I’m driving and listening to a section of Real Life where descriptions of social anxiety pull situational tension to a stiff tautness; then it winds the tension into a tight growing ball of layered description — one speaker tearing her cuticles raw and bleeding, the other taking in elements in the room — all slowing down the stressful conversation on the page, stalling direct speech.
Finally, when the sharp angry words that break this descriptive tension are uttered — “women are the new ni**ers and fa**ots” — they are so vile and violent that I audible gasp at their delivery and miss my turn.
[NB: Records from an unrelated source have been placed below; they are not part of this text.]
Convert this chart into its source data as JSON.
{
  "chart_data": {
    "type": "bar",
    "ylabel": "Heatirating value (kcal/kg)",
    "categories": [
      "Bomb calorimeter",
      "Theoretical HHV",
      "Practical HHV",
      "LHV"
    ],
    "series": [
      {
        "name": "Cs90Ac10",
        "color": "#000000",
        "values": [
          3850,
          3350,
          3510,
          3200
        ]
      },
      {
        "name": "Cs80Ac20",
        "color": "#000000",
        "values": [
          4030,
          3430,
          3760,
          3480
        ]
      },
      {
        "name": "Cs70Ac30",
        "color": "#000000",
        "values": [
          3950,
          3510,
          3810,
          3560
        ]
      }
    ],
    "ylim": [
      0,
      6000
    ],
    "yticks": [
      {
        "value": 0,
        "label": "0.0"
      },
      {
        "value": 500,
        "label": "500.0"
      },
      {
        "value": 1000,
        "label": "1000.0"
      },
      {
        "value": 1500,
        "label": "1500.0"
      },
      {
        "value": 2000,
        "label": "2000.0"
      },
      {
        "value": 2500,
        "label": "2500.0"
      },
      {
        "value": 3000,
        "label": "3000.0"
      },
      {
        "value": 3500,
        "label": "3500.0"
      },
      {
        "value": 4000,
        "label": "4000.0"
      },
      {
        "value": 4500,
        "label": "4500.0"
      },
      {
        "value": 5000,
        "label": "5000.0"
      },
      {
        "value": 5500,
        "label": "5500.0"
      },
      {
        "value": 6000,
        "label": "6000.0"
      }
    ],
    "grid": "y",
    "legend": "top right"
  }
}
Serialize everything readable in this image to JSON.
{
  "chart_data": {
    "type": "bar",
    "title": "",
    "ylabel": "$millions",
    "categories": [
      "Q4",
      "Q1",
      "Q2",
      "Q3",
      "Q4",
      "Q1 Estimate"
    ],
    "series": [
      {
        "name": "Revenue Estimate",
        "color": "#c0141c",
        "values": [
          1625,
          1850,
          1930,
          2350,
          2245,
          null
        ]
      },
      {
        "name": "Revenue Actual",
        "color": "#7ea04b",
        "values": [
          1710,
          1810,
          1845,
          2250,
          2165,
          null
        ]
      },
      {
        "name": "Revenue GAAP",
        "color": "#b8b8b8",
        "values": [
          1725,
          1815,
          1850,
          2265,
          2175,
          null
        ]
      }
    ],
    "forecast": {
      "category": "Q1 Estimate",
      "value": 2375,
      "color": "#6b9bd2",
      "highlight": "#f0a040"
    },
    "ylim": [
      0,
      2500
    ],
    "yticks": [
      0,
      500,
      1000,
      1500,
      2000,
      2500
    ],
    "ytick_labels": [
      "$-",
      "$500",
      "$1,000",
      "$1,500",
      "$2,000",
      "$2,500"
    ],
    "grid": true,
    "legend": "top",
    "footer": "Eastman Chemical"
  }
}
This was just one moment where the way this novel builds and releases tension literally took my breath away and disrupted my sense of direction.
Real Life is a campus novel, drawn from Taylor’s own experiences and written from the perspective of a queer black biochemistry graduate student, Wallace. The action of the novel centers around the mundane weekend activities Wallace participates in with his “friends,” fellow graduate students — a Friday night lake hangout, Saturday potluck dinner, Sunday brunch. His friends with one exception are white; they are all nauseatingly self-absorbed but also defensively frightened about their futures in ways that make them awful retaliatory people. Among the striking things about this novel is how it departs from conventional ways of depicting microaggressions. It doesn’t so much tell us how Wallace feels or why in the didactic way we have become accustomed to in narratives that engage racism. Rather it serves up thick and layered situational descriptions, through Wallace’s eyes and actions.
We see him being affected; we see him try cope silently; we see him injured over and over again by people whose feelings he ironically struggles to protect. They are his friends. Wallace literally eats his feelings. Through conversations the reader witnesses how painful it is for Wallace to occupy the world of academia that is arrogant about its own progressiveness, even as it does quotidian violence to underrepresented students. Did I mention these people are terrible? It is a terribleness that is all the more compounded by Wallace’s constant awareness of himself — his body, his gender, his race — , his inability to safely articulate to “his friends” how it feels to be him among them, to properly name and call out the offenses the reader observes first hand, and defend himself when they lob microaggressive jabs. There’s one instance where when he tells a friend about his father’s death; after chastising him for not sharing this news sooner, she cries so hard about it that he has to comfort her.
And then there’s the fraught sexual relationship with one of his colleagues that begins on the weekend of the novel’s events. I won’t spoil it by saying who, but this book shines in its descriptions of sexual tension between them, the conflicted tenderness and violence that characterizes their coupling, and the pleasurable raciness of well written sex scenes. The titillating descriptions of this relationship reminded me of Tracker and Mossi in Marlon James’ Black Leopard Red Wolf; though Taylor’s couple is more dysfunctional.
This is one of the books I want to win. If you saw my predictions for the shortlist in the previous post, you know I am only 2/6 and thus absolute rubbish at book prize predictions. But still. The violence that Wallace has endured and even sought out himself, throughout his life just to be, is heartbreaking. That Real Life communicates this by showing rather than telling contributes to this book’s cumulative devastations. The astonishing way it produces circumstantial accounts of microagression that are neither judgmental nor preachy lays bare just how fucked up academia can be.